Most HELOCs have variable-rate terms, with the average interest rate currently approaching 9%. Tied to the prevailing prime rate, average HELOC interest rates rise and fall with the Federal Reserve’s policy decisions.
As central banks have raised interest rates over the past few months, TransUnion sees 14% reduction in HELOC sources each year through the first quarter of this year, reflecting a trend also observed by analysts at the Federal Reserve and financial services data intelligence provider Curinos.
Tanya Ball, regional director of home lending at Bank of Oklahoma, said the decline in the number of sources coincides with a shift in the priorities of Bank of Oklahoma voters amid rising inflation and interest rates.

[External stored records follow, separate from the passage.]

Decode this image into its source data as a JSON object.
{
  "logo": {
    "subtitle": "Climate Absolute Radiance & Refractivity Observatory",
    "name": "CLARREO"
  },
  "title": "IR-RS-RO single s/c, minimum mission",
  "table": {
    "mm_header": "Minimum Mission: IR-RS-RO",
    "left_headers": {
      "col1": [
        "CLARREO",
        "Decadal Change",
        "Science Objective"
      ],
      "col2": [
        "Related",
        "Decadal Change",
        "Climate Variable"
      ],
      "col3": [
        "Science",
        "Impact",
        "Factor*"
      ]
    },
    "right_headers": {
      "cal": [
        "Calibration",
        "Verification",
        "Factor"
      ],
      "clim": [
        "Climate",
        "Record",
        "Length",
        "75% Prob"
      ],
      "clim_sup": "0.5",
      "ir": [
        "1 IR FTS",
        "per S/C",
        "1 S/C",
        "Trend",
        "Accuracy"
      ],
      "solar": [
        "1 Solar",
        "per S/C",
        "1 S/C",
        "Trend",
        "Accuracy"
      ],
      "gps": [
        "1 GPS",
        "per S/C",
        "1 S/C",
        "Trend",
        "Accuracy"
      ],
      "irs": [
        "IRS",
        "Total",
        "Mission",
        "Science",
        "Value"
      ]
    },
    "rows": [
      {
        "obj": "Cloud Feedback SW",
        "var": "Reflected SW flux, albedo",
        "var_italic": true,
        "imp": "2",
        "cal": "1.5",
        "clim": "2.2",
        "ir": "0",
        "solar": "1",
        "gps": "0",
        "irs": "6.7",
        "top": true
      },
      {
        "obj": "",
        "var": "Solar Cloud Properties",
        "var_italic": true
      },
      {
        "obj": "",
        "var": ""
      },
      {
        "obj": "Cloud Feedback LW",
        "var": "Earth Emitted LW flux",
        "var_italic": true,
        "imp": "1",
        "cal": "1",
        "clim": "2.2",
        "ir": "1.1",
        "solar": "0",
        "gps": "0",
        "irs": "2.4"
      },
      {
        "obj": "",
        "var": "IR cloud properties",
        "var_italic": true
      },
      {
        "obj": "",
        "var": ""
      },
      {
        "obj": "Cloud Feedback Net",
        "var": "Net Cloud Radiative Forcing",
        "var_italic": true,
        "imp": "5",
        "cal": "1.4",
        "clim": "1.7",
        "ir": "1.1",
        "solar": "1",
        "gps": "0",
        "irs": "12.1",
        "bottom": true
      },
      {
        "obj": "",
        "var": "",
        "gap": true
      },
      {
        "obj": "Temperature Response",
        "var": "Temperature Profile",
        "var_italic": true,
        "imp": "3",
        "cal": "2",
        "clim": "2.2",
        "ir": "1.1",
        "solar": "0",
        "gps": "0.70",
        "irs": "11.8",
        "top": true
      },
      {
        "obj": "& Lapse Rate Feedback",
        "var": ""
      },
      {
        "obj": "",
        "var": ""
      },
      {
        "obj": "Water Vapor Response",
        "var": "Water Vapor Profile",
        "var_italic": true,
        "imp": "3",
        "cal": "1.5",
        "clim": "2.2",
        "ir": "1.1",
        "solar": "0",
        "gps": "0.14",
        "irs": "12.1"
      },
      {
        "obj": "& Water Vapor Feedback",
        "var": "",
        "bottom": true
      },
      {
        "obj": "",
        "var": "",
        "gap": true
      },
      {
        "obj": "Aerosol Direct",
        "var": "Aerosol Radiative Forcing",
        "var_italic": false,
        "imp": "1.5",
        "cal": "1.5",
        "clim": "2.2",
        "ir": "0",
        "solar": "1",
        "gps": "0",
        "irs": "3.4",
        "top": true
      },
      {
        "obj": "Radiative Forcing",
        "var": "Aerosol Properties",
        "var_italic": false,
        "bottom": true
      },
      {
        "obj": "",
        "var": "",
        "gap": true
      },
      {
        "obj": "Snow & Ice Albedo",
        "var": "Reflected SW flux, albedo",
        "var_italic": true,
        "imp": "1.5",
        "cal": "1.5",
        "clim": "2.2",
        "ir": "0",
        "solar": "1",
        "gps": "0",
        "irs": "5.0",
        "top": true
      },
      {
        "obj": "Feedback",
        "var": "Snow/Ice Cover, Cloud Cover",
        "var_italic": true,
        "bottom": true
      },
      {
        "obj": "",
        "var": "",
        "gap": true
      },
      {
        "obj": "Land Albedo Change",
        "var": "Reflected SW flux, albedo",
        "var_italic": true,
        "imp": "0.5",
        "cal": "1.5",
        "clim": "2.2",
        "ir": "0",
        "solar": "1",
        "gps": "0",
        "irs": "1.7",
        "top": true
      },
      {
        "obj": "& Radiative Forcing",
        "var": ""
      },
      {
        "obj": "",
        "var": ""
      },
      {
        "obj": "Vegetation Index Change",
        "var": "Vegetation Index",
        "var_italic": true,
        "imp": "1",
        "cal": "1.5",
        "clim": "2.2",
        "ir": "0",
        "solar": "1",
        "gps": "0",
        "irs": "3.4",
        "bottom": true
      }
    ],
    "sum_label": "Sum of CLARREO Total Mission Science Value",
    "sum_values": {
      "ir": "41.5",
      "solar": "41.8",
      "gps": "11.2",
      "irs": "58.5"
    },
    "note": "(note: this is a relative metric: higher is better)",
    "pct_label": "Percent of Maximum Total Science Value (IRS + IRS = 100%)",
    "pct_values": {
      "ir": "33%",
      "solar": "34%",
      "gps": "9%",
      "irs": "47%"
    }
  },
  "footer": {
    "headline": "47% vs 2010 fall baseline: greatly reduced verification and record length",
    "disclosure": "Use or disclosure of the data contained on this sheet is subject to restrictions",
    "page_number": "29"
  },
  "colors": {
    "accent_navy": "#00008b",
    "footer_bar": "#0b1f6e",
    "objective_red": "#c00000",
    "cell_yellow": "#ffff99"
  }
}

While the bank’s 2022 marketing campaign shows strong customer interest in using HELOCs to rehabilitate their properties, other economic priorities have come to the fore recently.
“What we’re seeing now – mostly – is debt consolidation. Home renovations have taken a bit of a backseat,” Ball said.
Ken Flaherty, Curinos home equity manager, said that despite the recent growth in HELOC originations, a “surprising number” of borrowers have never withdrawn their equity.
“We’re seeing an increase in the total number of unused HELOCs on lenders’ books simply because they like having one, but they’re not necessarily interested in withdrawing it,” he said. This suggests consumers may view them as emergency funds.
“Size is increasing. But actual usage is going down,” he said, noting that the gap between HELOC size and utilization has grown over the past decade.